Capital privado toma de assalto o orçamento público brasileiro.
Alcides Pinto
O caso do CARF e a derrubada dos autos de infração
O golpe de 2016 contra a presidenta Dilma executado por Temer e apoiado por Bolsonaro, teve por objetivo, dentre outros, ampliar as margens de lucro do grande capital privado às custas da captura dos recursos destinados para toda a sociedade. Para além das privatizações da EMBRAER, PETROBRAS e da ELETROBRAS que destroem a economia nacional; da aprovação da Emenda Constitucional que congela por 20 anos os gastos nas áreas sociais; da entrega da direção do BACEN para grandes grupos financeiros a fim de garantir o pagamento integral dos juros exorbitantes; e da aprovação do vergonhoso orçamento secreto no Congresso Nacional – temos, ainda, o caso do Conselho de Administração de Recursos Fiscais – CARF.
Órgão colegiado do Ministério da Economia, com 144 membros titulares, o CARF é formado paritariamente por 72 representantes do Estado (Auditores-fiscais da Receita Federal do Brasil) e por 72 representantes dos contribuintes (67 das confederações empresariais da agricultura, do comércio, das instituições financeiras, da indústria, da saúde e dos transportes; e 5 representantes das centrais sindicais de trabalhadores – CUT, UGT, CTB, FS e CSB). A atribuição do órgão é julgar em segunda instância administrativa, os autos de infração e respectivos recursos em matéria tributária e aduaneira, que geralmente versam sobre sonegação fiscal, planejamentos abusivos, tributação de lucros no exterior, paraísos fiscais etc.
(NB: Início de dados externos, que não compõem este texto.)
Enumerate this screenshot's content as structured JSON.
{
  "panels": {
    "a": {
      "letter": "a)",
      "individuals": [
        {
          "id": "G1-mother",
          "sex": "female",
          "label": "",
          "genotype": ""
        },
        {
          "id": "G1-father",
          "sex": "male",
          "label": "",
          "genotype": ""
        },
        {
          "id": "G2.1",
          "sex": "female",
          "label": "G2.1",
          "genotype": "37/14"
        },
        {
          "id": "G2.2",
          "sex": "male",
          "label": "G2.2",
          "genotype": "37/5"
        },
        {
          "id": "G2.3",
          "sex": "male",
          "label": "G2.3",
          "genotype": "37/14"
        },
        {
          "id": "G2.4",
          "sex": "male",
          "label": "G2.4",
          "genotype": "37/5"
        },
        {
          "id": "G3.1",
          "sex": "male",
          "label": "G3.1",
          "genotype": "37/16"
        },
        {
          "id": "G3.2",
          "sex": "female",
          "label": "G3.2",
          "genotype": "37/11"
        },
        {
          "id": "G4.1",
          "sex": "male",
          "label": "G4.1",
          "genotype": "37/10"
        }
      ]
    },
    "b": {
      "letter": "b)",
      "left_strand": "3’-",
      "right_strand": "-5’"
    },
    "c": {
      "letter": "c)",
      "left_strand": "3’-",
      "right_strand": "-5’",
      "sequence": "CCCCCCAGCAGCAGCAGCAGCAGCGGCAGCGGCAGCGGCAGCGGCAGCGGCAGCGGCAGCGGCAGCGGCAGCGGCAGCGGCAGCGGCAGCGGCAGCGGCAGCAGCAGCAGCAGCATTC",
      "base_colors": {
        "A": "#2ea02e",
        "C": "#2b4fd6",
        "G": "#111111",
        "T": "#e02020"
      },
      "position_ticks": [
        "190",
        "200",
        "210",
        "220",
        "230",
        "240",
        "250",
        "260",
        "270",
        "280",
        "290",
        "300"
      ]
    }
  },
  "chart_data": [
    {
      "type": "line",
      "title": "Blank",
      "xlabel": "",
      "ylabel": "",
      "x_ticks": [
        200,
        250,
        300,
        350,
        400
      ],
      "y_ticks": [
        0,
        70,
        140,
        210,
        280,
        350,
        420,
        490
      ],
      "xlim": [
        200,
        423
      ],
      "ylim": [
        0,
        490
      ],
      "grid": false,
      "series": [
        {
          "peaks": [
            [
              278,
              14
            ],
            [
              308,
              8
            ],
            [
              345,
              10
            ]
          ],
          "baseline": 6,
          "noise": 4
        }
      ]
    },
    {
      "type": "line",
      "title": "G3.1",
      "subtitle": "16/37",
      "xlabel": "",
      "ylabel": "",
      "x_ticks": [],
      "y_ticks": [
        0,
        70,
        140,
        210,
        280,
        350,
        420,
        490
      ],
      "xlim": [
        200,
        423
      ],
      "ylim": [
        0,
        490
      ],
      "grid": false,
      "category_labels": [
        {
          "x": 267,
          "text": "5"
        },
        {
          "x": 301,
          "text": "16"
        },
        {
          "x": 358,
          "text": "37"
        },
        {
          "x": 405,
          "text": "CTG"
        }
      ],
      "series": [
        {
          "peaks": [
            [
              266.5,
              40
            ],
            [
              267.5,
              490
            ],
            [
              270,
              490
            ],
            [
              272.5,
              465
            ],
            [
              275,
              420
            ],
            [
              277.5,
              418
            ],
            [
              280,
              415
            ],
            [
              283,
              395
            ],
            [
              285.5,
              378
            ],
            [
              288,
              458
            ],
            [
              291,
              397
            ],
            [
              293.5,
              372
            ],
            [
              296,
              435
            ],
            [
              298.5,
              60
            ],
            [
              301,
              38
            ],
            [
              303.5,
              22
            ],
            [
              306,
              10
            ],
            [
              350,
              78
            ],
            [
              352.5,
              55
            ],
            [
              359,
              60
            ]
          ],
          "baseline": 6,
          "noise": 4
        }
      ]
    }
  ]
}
Os representantes das centrais sindicais julgam somente os litígios relacionados à receita previdenciária.
Estabelecido nas décadas de 1920 e 1930, e inicialmente denominado Conselho de Contribuintes, o CARF é fruto da influência, no Brasil, dos ideais corporativos da Itália fascista, de integração das organizações de trabalhadores e de empresários ao corpo do Estado – tal como o Ministério do Trabalho da época. Em virtude de sua composição paritária, é comum ocorrerem votações em que há empate entre os representantes da Fazenda e dos grandes contribuintes, principalmente quando são apreciados autos de infração de alto valor. Daí, a previsão legal do voto de desempate, denominado de qualidade, que sempre foi prerrogativa do representante estatal que preside o órgão colegiado e respectivas turmas. Não satisfeitos, os grandes contribuintes quase sempre recorrem ao poder judiciário, protelando ao máximo o recolhimento dos tributos.
Em março/abril de 2020, numa jogada casada entre Bolsonaro e o Congresso Nacional, a MP nº 899/2019 foi convertida na Lei nº 13.988/2020, que inicialmente, tratava apenas de transações de dívidas tributárias. De forma sub-reptícia, foi introduzido um artigo que extinguiu o voto de qualidade do CARF. Assim, em caso de empate, os grandes grupos privados podem derrubar todas as autuações fiscais envolvidas. Não é cabível sequer recurso judicial para administração fiscal.
Os representantes da Fazenda no CARF, o Sindicato Nacional dos Auditores-Fiscais da Receita Federal do Brasil e o Instituto de Justiça Fiscal denunciam: 1- na área federal, entre 2011 e 2018, as autuações somaram o equivalente a R$ 1,161 trilhão; desse montante, 80% referem-se a fiscalizações realizadas sobre os grandes contribuintes que, a partir da extinção do voto de qualidade, podem vir a ser derrubados; 2- a Lei nº 13.988/2020 pode acarretar a perda de créditos tributários no valor aproximado de R$ 60 bilhões anuais; 3- está tramitando, em regime urgência na Câmara Federal, o PLP 17/2022, que estende o fim do voto de qualidade para os contenciosos administrativos fiscais dos estados e dos maiores municípios; 4- os valores monetários não recolhidos aos cofres públicos remunerarão, na forma de dividendos, os grandes acionistas.
Esta brutal captura do orçamento e das instituições públicas pelas corporações privadas tem de ser combatida pelas organizações populares e por seus representantes (a começar por Lula, pelos deputados, senadores e governadores eleitos) rumo a uma Constituinte unicameral, livre e soberana para atender as reivindicações do povo trabalhador, passando a limpo as instituições brasileiras e suas respectivas legislações carcomidas pelos assaltos cometidos pelo capital privado.